Women Are Trouble (1936)
kind of a gangster who-dunnit.... but not really
It's the battle of the sexes in this story of girl reporter against guy reporter. Prohibition has JUST ended, and the newspaper reporters are looking into shady murders. They both try to get a possible eye-witness to talk, but that doesn't work. Matt Casey (Stuart Erwin) is pitted against Ruth Nolan (Florence Rice) in this MGM shortie short - only 58 minutes. Erwin was a low key actor, and was nominated for Pigskin Parade in 1937. Later in the film, our stars both go to a costume party, and they fiddle diddle around for about ten minutes, without really accomplishing anything. Lot of ex-wife jokes. Excellent restoration, even if there are a film film quality issues here and there. Directed by Errol Taggart. Looks like he started in the silents, and continued directing into the 1930's talkies.

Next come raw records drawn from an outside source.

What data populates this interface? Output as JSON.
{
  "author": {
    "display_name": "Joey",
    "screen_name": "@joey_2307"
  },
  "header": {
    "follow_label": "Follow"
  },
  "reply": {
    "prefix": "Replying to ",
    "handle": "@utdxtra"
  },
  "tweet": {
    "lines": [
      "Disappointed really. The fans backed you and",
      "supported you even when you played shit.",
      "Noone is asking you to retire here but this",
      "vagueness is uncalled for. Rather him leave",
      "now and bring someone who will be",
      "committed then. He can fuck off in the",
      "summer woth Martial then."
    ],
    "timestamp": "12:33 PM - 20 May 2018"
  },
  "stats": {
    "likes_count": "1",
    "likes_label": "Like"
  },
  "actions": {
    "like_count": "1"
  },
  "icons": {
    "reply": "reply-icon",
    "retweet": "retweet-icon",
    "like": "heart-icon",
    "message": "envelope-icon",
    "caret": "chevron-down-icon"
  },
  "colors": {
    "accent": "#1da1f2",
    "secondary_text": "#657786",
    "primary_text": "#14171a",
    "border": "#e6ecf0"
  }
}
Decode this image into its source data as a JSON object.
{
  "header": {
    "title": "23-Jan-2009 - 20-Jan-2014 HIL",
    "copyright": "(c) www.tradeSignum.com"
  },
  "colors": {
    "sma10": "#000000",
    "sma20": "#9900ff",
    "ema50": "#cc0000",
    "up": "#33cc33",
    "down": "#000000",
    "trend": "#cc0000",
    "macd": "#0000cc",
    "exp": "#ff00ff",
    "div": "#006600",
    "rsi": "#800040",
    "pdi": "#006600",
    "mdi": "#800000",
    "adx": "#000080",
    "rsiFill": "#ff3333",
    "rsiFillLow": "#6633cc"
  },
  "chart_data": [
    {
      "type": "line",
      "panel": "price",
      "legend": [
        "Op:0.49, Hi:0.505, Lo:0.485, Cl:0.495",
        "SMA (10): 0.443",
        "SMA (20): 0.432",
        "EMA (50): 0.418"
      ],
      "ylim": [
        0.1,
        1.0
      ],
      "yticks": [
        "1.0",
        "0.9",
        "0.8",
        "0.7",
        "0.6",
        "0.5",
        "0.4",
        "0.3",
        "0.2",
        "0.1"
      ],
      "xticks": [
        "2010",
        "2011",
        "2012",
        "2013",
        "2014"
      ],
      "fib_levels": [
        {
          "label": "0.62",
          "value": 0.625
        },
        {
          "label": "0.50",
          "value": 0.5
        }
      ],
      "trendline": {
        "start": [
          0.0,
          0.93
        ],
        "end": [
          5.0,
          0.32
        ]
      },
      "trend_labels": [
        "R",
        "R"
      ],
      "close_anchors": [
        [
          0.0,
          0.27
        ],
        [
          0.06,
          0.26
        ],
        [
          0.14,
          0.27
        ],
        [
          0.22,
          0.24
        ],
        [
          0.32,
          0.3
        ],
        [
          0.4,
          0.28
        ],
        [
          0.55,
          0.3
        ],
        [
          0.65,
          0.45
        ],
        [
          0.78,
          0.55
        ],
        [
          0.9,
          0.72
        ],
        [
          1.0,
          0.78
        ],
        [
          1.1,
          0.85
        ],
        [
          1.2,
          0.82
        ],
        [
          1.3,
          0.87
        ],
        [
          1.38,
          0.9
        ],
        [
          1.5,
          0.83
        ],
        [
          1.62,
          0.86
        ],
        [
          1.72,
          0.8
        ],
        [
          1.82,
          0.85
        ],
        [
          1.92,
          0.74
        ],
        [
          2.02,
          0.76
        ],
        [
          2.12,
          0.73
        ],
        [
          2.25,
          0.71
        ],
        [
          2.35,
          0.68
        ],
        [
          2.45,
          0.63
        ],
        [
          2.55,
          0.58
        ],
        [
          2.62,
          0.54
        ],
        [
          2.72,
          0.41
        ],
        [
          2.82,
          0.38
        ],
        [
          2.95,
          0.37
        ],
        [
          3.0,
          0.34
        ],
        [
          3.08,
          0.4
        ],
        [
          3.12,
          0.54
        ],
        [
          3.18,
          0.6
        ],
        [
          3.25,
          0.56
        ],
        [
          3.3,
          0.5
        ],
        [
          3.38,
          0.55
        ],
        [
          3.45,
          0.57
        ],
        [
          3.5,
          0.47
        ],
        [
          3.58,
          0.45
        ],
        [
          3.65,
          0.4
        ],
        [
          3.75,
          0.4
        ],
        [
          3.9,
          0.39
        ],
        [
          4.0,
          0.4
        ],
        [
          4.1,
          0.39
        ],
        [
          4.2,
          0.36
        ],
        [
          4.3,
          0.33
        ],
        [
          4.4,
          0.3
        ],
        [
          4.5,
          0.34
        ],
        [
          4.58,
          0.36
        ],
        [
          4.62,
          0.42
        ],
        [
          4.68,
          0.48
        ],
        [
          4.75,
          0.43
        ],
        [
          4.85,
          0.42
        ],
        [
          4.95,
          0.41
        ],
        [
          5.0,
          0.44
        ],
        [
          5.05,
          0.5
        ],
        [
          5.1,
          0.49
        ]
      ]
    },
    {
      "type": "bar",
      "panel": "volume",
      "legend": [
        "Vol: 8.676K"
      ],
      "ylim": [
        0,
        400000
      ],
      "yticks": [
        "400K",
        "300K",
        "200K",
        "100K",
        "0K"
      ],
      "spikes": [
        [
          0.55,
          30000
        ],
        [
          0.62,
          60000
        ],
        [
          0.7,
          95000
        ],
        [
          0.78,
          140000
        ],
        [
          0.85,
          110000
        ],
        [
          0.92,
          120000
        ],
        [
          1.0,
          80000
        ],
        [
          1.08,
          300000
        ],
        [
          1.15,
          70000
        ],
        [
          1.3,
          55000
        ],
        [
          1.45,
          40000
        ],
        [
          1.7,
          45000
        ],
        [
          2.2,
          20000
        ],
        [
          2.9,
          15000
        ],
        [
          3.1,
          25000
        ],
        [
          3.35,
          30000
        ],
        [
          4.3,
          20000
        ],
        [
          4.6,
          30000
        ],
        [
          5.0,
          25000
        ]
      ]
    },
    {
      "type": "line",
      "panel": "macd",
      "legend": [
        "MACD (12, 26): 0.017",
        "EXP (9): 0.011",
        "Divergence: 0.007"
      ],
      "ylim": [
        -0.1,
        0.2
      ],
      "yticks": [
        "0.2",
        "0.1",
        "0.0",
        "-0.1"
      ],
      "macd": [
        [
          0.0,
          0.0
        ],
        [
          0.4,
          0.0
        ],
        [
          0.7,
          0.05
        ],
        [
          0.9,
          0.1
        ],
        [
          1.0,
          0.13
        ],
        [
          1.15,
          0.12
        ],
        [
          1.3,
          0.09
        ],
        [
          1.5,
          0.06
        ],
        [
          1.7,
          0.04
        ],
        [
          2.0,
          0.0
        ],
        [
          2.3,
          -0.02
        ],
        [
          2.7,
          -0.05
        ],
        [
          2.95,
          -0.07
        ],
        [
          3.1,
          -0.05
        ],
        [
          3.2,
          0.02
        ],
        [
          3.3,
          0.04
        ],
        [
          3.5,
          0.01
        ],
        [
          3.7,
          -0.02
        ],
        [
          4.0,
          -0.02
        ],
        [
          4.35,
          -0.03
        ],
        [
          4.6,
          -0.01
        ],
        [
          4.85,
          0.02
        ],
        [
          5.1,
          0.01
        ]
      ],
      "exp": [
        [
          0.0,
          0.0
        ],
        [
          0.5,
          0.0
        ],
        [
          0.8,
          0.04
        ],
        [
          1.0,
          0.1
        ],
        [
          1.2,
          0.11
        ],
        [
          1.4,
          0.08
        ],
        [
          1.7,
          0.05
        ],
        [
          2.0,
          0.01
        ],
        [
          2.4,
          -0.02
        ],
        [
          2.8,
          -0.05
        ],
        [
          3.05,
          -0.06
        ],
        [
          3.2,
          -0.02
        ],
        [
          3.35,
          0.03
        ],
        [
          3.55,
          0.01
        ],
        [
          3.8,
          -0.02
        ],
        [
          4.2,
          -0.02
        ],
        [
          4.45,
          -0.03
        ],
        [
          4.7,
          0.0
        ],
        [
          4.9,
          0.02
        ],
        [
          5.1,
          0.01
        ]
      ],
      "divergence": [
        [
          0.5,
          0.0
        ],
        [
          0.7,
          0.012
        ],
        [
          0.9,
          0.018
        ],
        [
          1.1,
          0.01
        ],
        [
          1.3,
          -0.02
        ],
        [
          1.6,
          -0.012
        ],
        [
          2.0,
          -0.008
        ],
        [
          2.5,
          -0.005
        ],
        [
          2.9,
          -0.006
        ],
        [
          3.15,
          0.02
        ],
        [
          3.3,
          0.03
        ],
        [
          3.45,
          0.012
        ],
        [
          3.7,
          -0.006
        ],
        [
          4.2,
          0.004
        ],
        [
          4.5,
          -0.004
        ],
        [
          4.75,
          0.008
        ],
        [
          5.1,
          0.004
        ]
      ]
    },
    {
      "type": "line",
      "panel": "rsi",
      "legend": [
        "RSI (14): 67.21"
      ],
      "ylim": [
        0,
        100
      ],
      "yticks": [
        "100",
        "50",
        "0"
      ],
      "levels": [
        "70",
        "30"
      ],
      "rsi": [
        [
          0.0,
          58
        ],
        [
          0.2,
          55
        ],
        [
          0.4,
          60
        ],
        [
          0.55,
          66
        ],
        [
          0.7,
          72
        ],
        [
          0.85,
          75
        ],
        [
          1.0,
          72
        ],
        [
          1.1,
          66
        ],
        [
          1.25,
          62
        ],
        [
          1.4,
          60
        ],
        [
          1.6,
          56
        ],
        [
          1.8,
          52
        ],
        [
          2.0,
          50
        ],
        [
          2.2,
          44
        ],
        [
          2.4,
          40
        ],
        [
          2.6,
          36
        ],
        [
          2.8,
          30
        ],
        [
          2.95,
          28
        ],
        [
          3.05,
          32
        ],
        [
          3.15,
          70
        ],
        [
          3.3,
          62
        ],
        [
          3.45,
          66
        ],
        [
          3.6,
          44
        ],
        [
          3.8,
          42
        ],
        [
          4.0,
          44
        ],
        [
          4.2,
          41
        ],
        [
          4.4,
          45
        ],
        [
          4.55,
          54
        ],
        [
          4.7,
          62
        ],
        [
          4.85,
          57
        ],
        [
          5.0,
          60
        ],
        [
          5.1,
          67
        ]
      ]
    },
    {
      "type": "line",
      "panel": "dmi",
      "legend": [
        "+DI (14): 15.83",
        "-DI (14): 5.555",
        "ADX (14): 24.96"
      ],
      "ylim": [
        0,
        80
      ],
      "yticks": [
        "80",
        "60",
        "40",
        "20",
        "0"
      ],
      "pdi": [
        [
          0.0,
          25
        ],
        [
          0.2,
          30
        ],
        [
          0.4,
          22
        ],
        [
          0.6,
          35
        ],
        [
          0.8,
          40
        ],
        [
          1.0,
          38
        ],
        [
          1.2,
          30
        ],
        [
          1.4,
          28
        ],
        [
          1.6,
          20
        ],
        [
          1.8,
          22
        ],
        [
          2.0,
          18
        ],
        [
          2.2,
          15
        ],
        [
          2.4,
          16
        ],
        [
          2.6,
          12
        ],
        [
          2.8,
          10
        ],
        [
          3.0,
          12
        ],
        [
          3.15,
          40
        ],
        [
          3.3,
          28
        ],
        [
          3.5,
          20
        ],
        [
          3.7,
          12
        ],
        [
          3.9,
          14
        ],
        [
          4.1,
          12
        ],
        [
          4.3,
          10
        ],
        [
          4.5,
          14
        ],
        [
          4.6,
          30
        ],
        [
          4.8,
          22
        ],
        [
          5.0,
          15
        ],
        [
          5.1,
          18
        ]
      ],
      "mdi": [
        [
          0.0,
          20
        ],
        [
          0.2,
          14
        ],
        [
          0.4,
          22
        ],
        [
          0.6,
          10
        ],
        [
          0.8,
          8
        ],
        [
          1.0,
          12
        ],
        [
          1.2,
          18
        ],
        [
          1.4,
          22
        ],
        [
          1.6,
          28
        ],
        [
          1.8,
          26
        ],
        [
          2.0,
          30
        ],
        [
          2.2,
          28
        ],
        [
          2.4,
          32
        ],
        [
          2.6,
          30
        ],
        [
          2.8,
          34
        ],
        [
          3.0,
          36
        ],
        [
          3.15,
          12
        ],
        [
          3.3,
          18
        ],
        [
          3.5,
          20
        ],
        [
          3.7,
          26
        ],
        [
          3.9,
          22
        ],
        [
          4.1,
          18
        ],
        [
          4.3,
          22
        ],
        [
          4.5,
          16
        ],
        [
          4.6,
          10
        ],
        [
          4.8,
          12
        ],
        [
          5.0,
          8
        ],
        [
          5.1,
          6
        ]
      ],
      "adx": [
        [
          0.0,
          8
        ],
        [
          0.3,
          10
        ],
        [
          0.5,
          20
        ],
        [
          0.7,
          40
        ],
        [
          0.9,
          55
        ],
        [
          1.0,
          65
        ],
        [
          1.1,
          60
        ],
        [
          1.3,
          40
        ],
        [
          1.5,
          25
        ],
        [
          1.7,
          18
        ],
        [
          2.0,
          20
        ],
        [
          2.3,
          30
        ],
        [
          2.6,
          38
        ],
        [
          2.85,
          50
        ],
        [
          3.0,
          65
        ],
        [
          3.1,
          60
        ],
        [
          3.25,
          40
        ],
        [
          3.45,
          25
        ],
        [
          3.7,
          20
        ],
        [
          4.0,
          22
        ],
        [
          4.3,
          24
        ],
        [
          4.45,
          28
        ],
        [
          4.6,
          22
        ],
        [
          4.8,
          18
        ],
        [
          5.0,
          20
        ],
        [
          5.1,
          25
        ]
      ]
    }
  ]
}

Not a lot about him in wikipedia.org . Not a graceful ending to this thing, but it'll do for now. Only ten votes on IMDb as of today, so this one must have been kept in the closet. Not bad... but not great.
The Angry Hills (1959)
Adventure and intrigue... Mitchum style
With such an accomplished director (Aldrich) and author (Uris) involved, I was really surprised that this wasn't more of a success, but as previously discussed by others, this was probably over-edited and over-cut. Robert Aldrich also directed The Dirty Dozen, and TWO Bette Davis films (Baby Jane and Sweet Charlotte). Robert Uris wrote numerous books on the subjects of war and international conflict. The lead, Robert Mitchum was no slouch either, having starred in so many big films - Cape Fear, Out of the Past, Sundowners, Night of the Hunter. In Angry Hills, he is Mike Morrison, a journalist caught up in wartime Europe. He checks into his hotel, and meets someone who wants to give him a secret list that is to be delivered to British intelligence when he returns to London. He refuses, and that's when the adventures begin. Morrison escapes the clutches of the bad guys, (several times) and pops up in a village that has been conquered by the Germans. He is looked after by the beautiful "Eleftheria" and her family. (Gia Scala, who died quite young at age 38. she has an interesting write-up on wikipedia.org) He hangs around town, and then scoots off to another town. Keep an eye out for Sebastian Cabot, best known as the butler on the show "Family Affair", made a couple years after Hills. It's entertaining enough, and a believable tale, but the whole time, I got the feeling that he could have left the various villages much earlier to avoid trouble; he just seemed to dawdle around town for the sake of the script. Still, a good WW II adventure story.